Como era altamente previsível face ao cuidado com que a Igreja Católica Portuguesa definiu a estratégia, caberá a Portugal a organização das Jornadas Mundiais da Juventude 2022. Aliás, a presença no Panamá dos presidentes da República e da Câmara Municipal de Lisboa não deixava margens para dúvidas sobre o sucesso da candidatura portuguesa. Marcelo e Medina fizeram a viagem perfeitamente convictos de que a vitória nunca estaria em causa.

Agora abre-se uma nova etapa. É preciso saber estar à altura da distinção recebida. Malgrado a condição laica do país, o poder político aprestou-se a manifestar disponibilidade para colocar os seus préstimos ao serviço da organização do evento. Uma forma de dizer que António Costa, a exemplo de Marcelo e de Medina, não perdeu tempo a tentar colher dividendos do regresso do Papa Francisco a Portugal. Até o edil de Loures, Bernardino Soares, esqueceu que para os comunistas a religião é o ópio do povo. Um esquecimento facilitado pela forma como Francisco tem encarado o seu papado.

Como é óbvio, nenhum deles desconhece que Portugal irá receber milhares de jovens de todo o mundo. Um ativo que importa capitalizar. Porém, acontece que, por um desses acasos em que a História é fértil, o anúncio feito por Francisco quase coincidiu com as manifestações relacionadas com a atuação policial no bairro da Jamaica. Um bairro onde não falta juventude. Só que a sua língua de comunicação é o crioulo e não o inglês.

Uma juventude com raízes em África, mas que, por conta do jus solis, tem maioritariamente nacionalidade portuguesa. Uma juventude com problemas frequentes no que concerne à identidade. Jovens frequentemente perdidos entre uma África que desconhecem e o país onde aconteceu terem nascido. Uma instabilidade social e emocional que ajuda a explicar muito do que se passa nas várias Jamaicas que existem à volta da cidade grande.

Jamaicas que não dignificam a imagem do país. Algo que o poder político parece demorar a compreender. A discrepância entre as promessas e as ações como marca da vida habitual. Para piorar a situação, até ao nível da palavra tem vindo a acontecer um descontrolo. Daí que António Costa se tenha considerado no direito de chamar racista a Assunção Cristas. Ou que o Bloco de Esquerda – o tal partido populista que se sente ofendido quando é designado como tal – tenha promovido a desautorização na praça pública de uma das designadas forças de autoridade. Daí o risco de a Polícia passar a ser vista como força ao serviço do poder.

A cereja no topo do bolo populista. A vitimização encontra sempre adeptos e ajuda a agudizar o antagonismo entre o povo e a elite. Portugal é assim. Recusa-se a discutir com realismo pragmático os seus problemas sociais na tentativa de encontrar uma estratégia coletiva para a sua resolução.

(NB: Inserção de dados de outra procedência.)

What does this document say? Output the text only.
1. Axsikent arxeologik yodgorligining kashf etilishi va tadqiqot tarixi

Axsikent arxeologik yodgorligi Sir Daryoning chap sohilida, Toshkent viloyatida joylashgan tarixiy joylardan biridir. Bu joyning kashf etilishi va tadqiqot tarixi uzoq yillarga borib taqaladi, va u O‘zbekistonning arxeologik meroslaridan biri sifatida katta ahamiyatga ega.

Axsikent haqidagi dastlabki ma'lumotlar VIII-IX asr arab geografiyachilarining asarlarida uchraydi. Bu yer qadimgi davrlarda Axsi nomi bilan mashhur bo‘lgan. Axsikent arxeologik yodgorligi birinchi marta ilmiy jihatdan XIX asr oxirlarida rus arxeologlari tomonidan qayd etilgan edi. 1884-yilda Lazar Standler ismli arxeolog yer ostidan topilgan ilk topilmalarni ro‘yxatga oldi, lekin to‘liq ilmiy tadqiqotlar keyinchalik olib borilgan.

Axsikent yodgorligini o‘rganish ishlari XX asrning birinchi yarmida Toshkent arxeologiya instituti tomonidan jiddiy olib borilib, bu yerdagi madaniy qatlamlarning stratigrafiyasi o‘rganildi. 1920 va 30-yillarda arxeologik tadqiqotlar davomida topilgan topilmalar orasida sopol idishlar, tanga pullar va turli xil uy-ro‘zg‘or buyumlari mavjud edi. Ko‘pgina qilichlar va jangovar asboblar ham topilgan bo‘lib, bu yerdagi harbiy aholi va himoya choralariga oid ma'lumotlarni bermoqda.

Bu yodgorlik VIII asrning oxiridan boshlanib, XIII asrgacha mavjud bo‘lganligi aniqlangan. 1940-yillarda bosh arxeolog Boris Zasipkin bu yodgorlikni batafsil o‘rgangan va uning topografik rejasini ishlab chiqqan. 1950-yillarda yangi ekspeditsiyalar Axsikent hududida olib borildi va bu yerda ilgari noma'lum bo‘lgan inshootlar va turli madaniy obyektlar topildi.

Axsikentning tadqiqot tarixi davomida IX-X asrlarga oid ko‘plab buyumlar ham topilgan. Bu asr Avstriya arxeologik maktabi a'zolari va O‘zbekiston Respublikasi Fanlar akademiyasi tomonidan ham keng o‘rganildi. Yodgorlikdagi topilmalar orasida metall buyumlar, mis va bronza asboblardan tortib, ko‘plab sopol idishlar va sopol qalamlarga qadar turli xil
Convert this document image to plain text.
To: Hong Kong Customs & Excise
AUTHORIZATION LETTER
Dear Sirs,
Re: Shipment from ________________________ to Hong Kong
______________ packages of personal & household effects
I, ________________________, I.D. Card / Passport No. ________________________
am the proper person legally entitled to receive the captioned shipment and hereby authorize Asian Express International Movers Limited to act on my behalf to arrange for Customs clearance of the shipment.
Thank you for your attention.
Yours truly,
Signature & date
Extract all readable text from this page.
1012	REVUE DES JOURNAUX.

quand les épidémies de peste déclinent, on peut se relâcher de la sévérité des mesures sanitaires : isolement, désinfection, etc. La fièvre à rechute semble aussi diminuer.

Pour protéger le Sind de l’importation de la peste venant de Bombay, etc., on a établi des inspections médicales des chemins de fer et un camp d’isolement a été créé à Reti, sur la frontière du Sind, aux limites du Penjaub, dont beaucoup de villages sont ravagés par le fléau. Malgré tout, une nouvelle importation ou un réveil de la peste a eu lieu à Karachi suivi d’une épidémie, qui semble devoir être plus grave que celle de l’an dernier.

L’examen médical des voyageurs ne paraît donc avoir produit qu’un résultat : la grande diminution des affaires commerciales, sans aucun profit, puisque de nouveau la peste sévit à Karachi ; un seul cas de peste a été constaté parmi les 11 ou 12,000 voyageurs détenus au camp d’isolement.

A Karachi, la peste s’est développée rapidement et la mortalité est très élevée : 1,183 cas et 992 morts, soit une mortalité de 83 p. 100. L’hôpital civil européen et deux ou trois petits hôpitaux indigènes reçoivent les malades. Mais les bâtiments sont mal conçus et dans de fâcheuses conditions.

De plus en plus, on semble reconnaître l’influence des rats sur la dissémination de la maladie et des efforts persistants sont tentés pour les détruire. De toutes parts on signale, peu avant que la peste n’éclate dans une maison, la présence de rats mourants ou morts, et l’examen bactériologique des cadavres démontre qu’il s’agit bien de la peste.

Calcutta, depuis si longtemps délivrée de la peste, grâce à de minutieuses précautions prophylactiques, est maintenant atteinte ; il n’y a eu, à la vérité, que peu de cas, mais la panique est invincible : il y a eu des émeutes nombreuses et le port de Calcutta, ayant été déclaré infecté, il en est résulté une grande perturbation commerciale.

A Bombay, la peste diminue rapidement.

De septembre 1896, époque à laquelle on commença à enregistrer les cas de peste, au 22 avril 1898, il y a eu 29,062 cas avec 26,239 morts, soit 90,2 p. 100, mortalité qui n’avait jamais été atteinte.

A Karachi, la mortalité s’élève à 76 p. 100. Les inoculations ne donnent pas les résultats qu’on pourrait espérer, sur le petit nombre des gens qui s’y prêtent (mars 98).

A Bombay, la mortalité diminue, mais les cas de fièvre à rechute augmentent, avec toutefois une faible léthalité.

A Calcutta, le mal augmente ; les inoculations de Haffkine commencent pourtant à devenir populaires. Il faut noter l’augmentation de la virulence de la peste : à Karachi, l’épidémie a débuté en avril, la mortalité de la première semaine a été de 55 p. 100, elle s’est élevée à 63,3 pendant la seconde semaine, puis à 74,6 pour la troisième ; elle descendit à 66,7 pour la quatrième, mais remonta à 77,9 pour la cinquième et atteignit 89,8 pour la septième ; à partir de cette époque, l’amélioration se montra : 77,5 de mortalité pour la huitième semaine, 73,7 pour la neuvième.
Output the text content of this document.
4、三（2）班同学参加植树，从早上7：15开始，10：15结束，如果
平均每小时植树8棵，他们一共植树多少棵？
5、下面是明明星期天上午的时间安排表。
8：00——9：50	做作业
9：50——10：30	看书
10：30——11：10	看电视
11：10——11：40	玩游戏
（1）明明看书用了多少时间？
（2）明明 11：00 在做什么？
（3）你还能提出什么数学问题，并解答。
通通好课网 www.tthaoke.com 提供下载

Enquanto isso, exporta cérebros para resolver os problemas da Humanidade. Veja-se António Guterres. Atente-se em António Vitorino.

Face ao exposto, talvez seja tempo de aceitar que o sucesso externo só é autêntico se envolver a componente interna. Vender a imagem de um país multirracial, multicultural e de brandos costumes soa a Estado Novo. Porque, agora como então, não é essa a realidade.